焔と渦巻く忍法帖 epilogue

「ふぅ・・・何も返事返してくれないけど、それって理由も無しにてめぇらは勝手な怒りをただぶつけただけだから理由は言えないってのか?そんなんだってんなら、別にそれでも構わねーんだけどさ。ただこういう風なこと聞いた事なかったか?自分がやられて嫌な事は人にやるな、そして目には目を歯には歯を、って言葉。まぁ前者は人として当然だけどな、後者に関しては相手に嫌われるような行動を取った行動が前提にあるから成り立った言葉なのがわかるだろ?。でさ、その言葉二つに従うなら俺っててめぇらに仕返しして当然って事の裏付けにならねぇ?なぁ?」
「「っ!?」」
力も何も感じられない暗愚夫婦の二人にルークは優しく諭すよう、だがけして遥かに優しさを超える恐怖を混ぜる事も忘れず二人の耳元にそっと話し掛ける。内容が‘返答次第では今すぐにでも殺す’と匂わされた物であるだけに、二人は泣くことも吐くことも忘れてビクッと怯えの色を目に浮かばせながら瞬間的に背筋を伸ばす。
「どうなんだ?早く本心・・・聞かせてくれよ」
「っ!わ、私は・・・」
そして最後の確認のように思われるルークの急かしに、猪思考姫が急いで口を開く。
「・・・ただ、私は貴方が私の望んだ『ルーク』ではなかったことを知って、そして『ルーク』が貴方を非常に嫌悪したこともあって尚のこと貴方を見るのが嫌になったのです・・・」
「成程、『ルーク・フォン・ファブレ』じゃなかった事と『ルーク様』が俺を嫌ってたから俺の一挙手一投足が気に食わなかったと?ハハッ・・・よーく言うぜ。自分ってもんが全くない、空っぽ馬鹿姫が」
「っ!?・・・自分が、ない・・・!?」
明らかに命惜しさに口を動かす猪思考姫。だがその言い訳にルークは中身がないと声を抑えながら言い、その言葉に猪思考姫は恐る恐る顔をルークに向ける。そこにあるのはただ笑みを浮かべ、目だけがひたすらゴミ以下の物を見るような冷めたルークの顔。
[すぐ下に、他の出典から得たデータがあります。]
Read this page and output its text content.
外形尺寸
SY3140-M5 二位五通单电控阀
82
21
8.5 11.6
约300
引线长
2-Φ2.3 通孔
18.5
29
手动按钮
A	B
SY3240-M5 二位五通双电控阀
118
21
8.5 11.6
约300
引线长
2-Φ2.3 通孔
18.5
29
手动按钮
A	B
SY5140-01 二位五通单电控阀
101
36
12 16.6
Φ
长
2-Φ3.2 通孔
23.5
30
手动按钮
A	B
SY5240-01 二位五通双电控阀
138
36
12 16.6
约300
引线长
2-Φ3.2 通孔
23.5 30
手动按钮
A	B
「さも自分の中から湧き出た感情のように話してっけどさ、それって結局他人ありきの他人の状況を判断して同調してるだけだろ。『ルーク』じゃないから、こっちが『ルーク』だったから・・・これのどこに自分ってもんがある?」
「それは・・・事実は事実、でしょう・・・」
「ああ、そりゃ事実だよ。けど事実を知ったら今まで俺に囁いてた熱のこもった『ルーク』への愛をすぐに本物が現れた瞬間、すぐに翻して『ルーク様』へ向けた。これのどこに自分がある?当時の『ルーク・フォン・ファブレ』だった俺って個人を見ていない、久しく会ってなくてどんな風になったかわからない『ルーク様』って個人をろくに見てすらいない、ただそこにあるのは『ルーク・フォン・ファブレ』という存在への愛・・・それだけだ。そこに個人に対して向けてる愛なんて存在してない、存在してるのは存在に対しての愛だ。そこにどこに自分があるなんて言える?もしあるなんて言えるならとんだ尻軽以外の何者でもねぇよ、何せ名前が変わった瞬間コロッと態度を変えんだからな。『鮮血のアッシュ』が『ルーク・フォン・ファブレ』って名前になっただけで、矢を向けて敵対してた相手に瞬時に心を入れ替え愛を囁く・・・俺から言わせりゃそこらの路地裏歩いて出会うような金次第で誰にでも抱かれる売女となんら変わらない行動してんだぜ?そう見りゃ『ルーク・フォン・ファブレ』って名前の金出しゃ貪りつく売女にしか見えねーよ、お前」
「っ!!?」
・・・『ルーク』という呼称の使い分け、今までの猪思考姫の行動の不誠実さの提示、そして自分の望まない言葉の否定への釘を刺した女として不名誉な尻軽という称号の烙印・・・
極めて巧妙に、それでいて常識をふんだんに盛り込んだ言葉の罠をぶつけられ、猪思考姫は反論が出来ず体を震わせ言葉を詰まらせる。
「それで、今まで考えた事なかったの?自分が本物だって言った時、あまりにも順応が早過ぎるんじゃないか?・・・ってさぁ、『ルーク様』」
「っ!?」
ここでルークは猪思考姫から対象を移し、煙デコへと問い掛ける。だが声に反応した煙デコの表情は明らかに今呼ばれた事に対してだけでない、愕然としたものがルークに振り向いたそこにあった。